Un devis refusé, on le sait. Le client rappelle, il dit non, ou il ne dit rien mais on comprend. Un devis oublié, on ne le sait jamais. Il part le mardi, il tombe dans une boîte mail entre deux relances de fournisseur, et il disparaît. Personne n'a rien décidé.
Ce qui se passe vraiment après l'envoi
Le jour où vous envoyez un devis, le client est intéressé — sinon il ne l'aurait pas demandé. C'est le moment où vos chances sont les plus hautes. Elles ne remontent jamais ensuite : elles s'érodent, doucement, pendant que d'autres artisans passent, que le budget se déplace, que le projet est reporté au printemps.
Trois choses arrivent à un devis sans réponse, et une seule est un refus :
- Le client a choisi ailleurs. Vous avez perdu, mais au moins c'est net.

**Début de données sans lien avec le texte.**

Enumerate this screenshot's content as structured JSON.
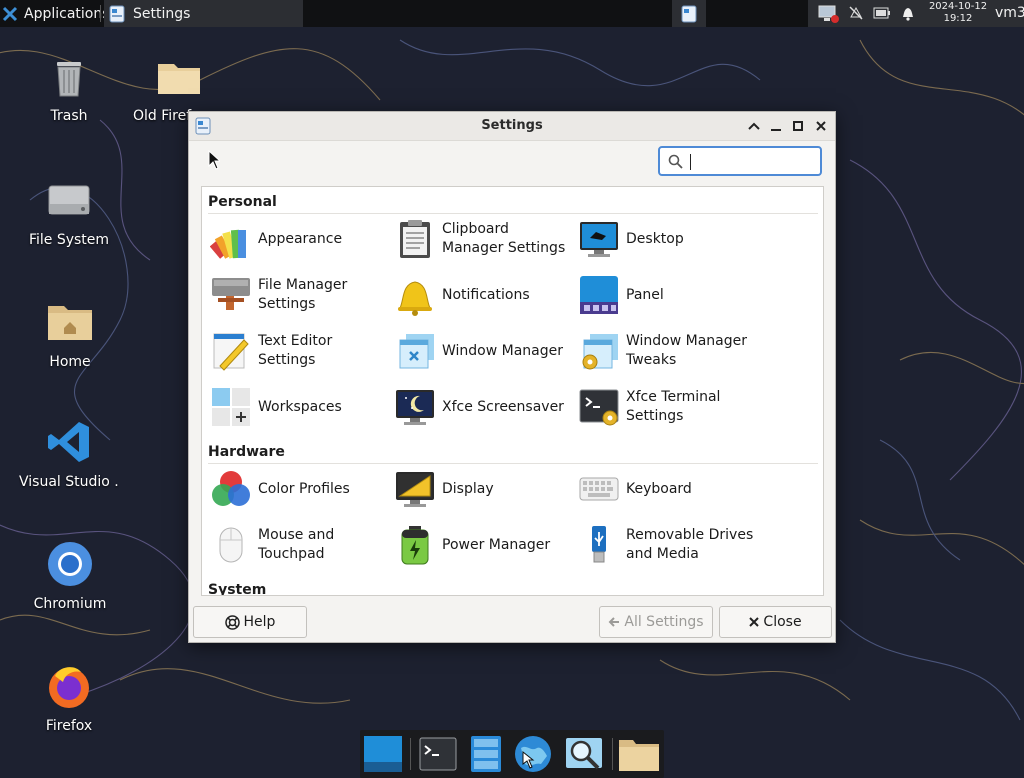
{
  "top_panel": {
    "applications_label": "Applications",
    "task_label": "Settings",
    "clock_date": "2024-10-12",
    "clock_time": "19:12",
    "user": "vm3"
  },
  "desktop": {
    "icons": [
      {
        "label": "Trash",
        "icon": "trash-icon"
      },
      {
        "label": "Old Firefox",
        "icon": "folder-icon"
      },
      {
        "label": "File System",
        "icon": "drive-icon"
      },
      {
        "label": "Home",
        "icon": "home-folder-icon"
      },
      {
        "label": "Visual Studio ...",
        "icon": "vscode-icon"
      },
      {
        "label": "Chromium",
        "icon": "chromium-icon"
      },
      {
        "label": "Firefox",
        "icon": "firefox-icon"
      }
    ]
  },
  "dialog": {
    "title": "Settings",
    "search": {
      "value": "",
      "placeholder": ""
    },
    "sections": [
      {
        "title": "Personal",
        "items": [
          {
            "label": "Appearance",
            "icon": "appearance-icon"
          },
          {
            "label": "Clipboard Manager Settings",
            "icon": "clipboard-icon"
          },
          {
            "label": "Desktop",
            "icon": "desktop-icon"
          },
          {
            "label": "File Manager Settings",
            "icon": "file-manager-icon"
          },
          {
            "label": "Notifications",
            "icon": "bell-icon"
          },
          {
            "label": "Panel",
            "icon": "panel-icon"
          },
          {
            "label": "Text Editor Settings",
            "icon": "text-editor-icon"
          },
          {
            "label": "Window Manager",
            "icon": "window-manager-icon"
          },
          {
            "label": "Window Manager Tweaks",
            "icon": "window-tweaks-icon"
          },
          {
            "label": "Workspaces",
            "icon": "workspaces-icon"
          },
          {
            "label": "Xfce Screensaver",
            "icon": "screensaver-icon"
          },
          {
            "label": "Xfce Terminal Settings",
            "icon": "terminal-settings-icon"
          }
        ]
      },
      {
        "title": "Hardware",
        "items": [
          {
            "label": "Color Profiles",
            "icon": "color-profiles-icon"
          },
          {
            "label": "Display",
            "icon": "display-icon"
          },
          {
            "label": "Keyboard",
            "icon": "keyboard-icon"
          },
          {
            "label": "Mouse and Touchpad",
            "icon": "mouse-icon"
          },
          {
            "label": "Power Manager",
            "icon": "battery-icon"
          },
          {
            "label": "Removable Drives and Media",
            "icon": "usb-icon"
          }
        ]
      },
      {
        "title": "System",
        "items": []
      }
    ],
    "buttons": {
      "help": "Help",
      "all_settings": "All Settings",
      "close": "Close"
    }
  },
  "dock": {
    "items": [
      "workspace-switcher-icon",
      "terminal-icon",
      "file-manager-window-icon",
      "web-browser-icon",
      "app-finder-icon",
      "folder-icon"
    ]
  }
}
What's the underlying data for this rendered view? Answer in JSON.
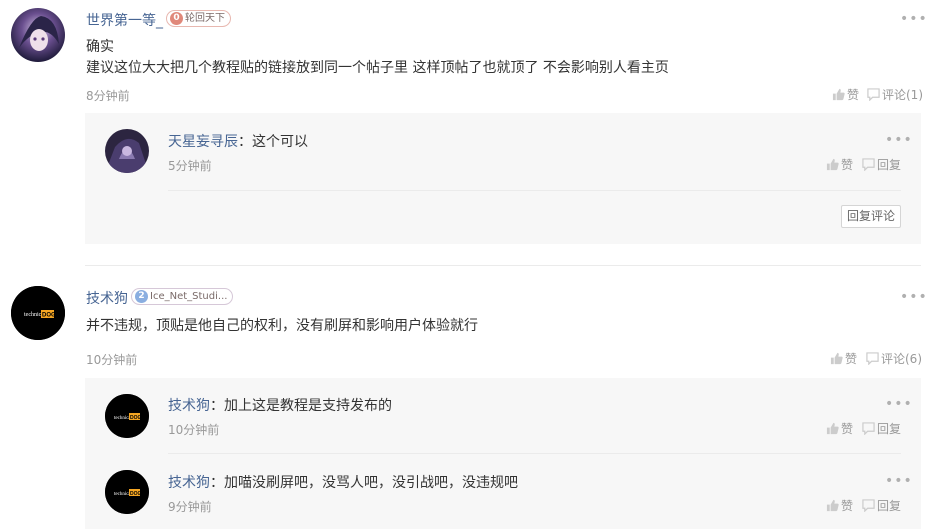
{
  "comments": [
    {
      "user": "世界第一等_",
      "badge_level": "0",
      "badge_text": "轮回天下",
      "lines": [
        "确实",
        "建议这位大大把几个教程贴的链接放到同一个帖子里 这样顶帖了也就顶了 不会影响别人看主页"
      ],
      "time": "8分钟前",
      "like_label": "赞",
      "comment_label": "评论(1)",
      "replies": [
        {
          "user": "天星妄寻辰",
          "colon": "：",
          "text": "这个可以",
          "time": "5分钟前",
          "like_label": "赞",
          "reply_label": "回复"
        }
      ],
      "reply_comment_button": "回复评论"
    },
    {
      "user": "技术狗",
      "badge_level": "2",
      "badge_text": "Ice_Net_Studi...",
      "lines": [
        "并不违规，顶贴是他自己的权利，没有刷屏和影响用户体验就行"
      ],
      "time": "10分钟前",
      "like_label": "赞",
      "comment_label": "评论(6)",
      "replies": [
        {
          "user": "技术狗",
          "colon": "：",
          "text": "加上这是教程是支持发布的",
          "time": "10分钟前",
          "like_label": "赞",
          "reply_label": "回复"
        },
        {
          "user": "技术狗",
          "colon": "：",
          "text": "加喵没刷屏吧，没骂人吧，没引战吧，没违规吧",
          "time": "9分钟前",
          "like_label": "赞",
          "reply_label": "回复"
        }
      ]
    }
  ],
  "avatar_logo_text": [
    "technical",
    "DOG"
  ],
  "colors": {
    "username": "#476593",
    "badge0": "#e0887a",
    "badge2": "#8aaee0",
    "dog_accent": "#f5a623"
  }
}
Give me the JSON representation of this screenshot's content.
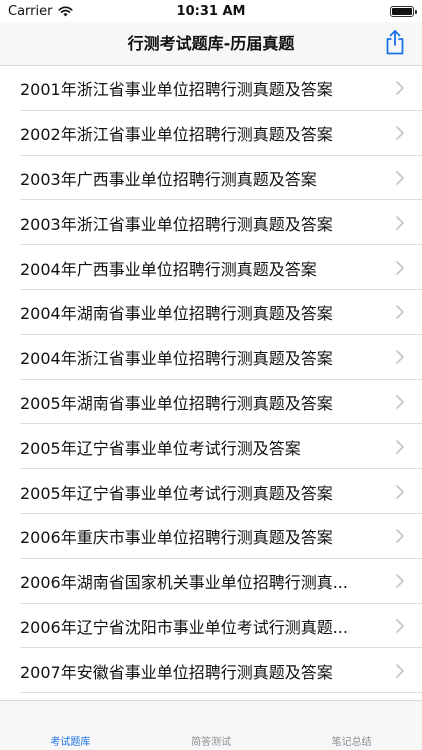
{
  "status_bar": {
    "carrier": "Carrier",
    "time": "10:31 AM"
  },
  "nav": {
    "title": "行测考试题库-历届真题",
    "share_icon": "share-icon",
    "accent_color": "#1a73e8"
  },
  "list": {
    "items": [
      {
        "label": "2001年浙江省事业单位招聘行测真题及答案"
      },
      {
        "label": "2002年浙江省事业单位招聘行测真题及答案"
      },
      {
        "label": "2003年广西事业单位招聘行测真题及答案"
      },
      {
        "label": "2003年浙江省事业单位招聘行测真题及答案"
      },
      {
        "label": "2004年广西事业单位招聘行测真题及答案"
      },
      {
        "label": "2004年湖南省事业单位招聘行测真题及答案"
      },
      {
        "label": "2004年浙江省事业单位招聘行测真题及答案"
      },
      {
        "label": "2005年湖南省事业单位招聘行测真题及答案"
      },
      {
        "label": "2005年辽宁省事业单位考试行测及答案"
      },
      {
        "label": "2005年辽宁省事业单位考试行测真题及答案"
      },
      {
        "label": "2006年重庆市事业单位招聘行测真题及答案"
      },
      {
        "label": "2006年湖南省国家机关事业单位招聘行测真..."
      },
      {
        "label": "2006年辽宁省沈阳市事业单位考试行测真题..."
      },
      {
        "label": "2007年安徽省事业单位招聘行测真题及答案"
      }
    ]
  },
  "tab_bar": {
    "tabs": [
      {
        "label": "考试题库",
        "active": true
      },
      {
        "label": "简答测试",
        "active": false
      },
      {
        "label": "笔记总结",
        "active": false
      }
    ]
  }
}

- Le client a reporté le projet. Ce n'est pas un non, c'est un « pas maintenant » — et personne ne vous préviendra quand ce sera maintenant.
- Le client a simplement oublié. Le devis est encore dans sa boîte, non lu ou lu à la va-vite un soir.
Les deux derniers cas se rattrapent avec un message. Le premier, non. C'est toute la question : sans relance, vous traitez les trois de la même façon, c'est-à-dire comme des refus.
Un devis sans relance transforme mécaniquement les indécis en perdus.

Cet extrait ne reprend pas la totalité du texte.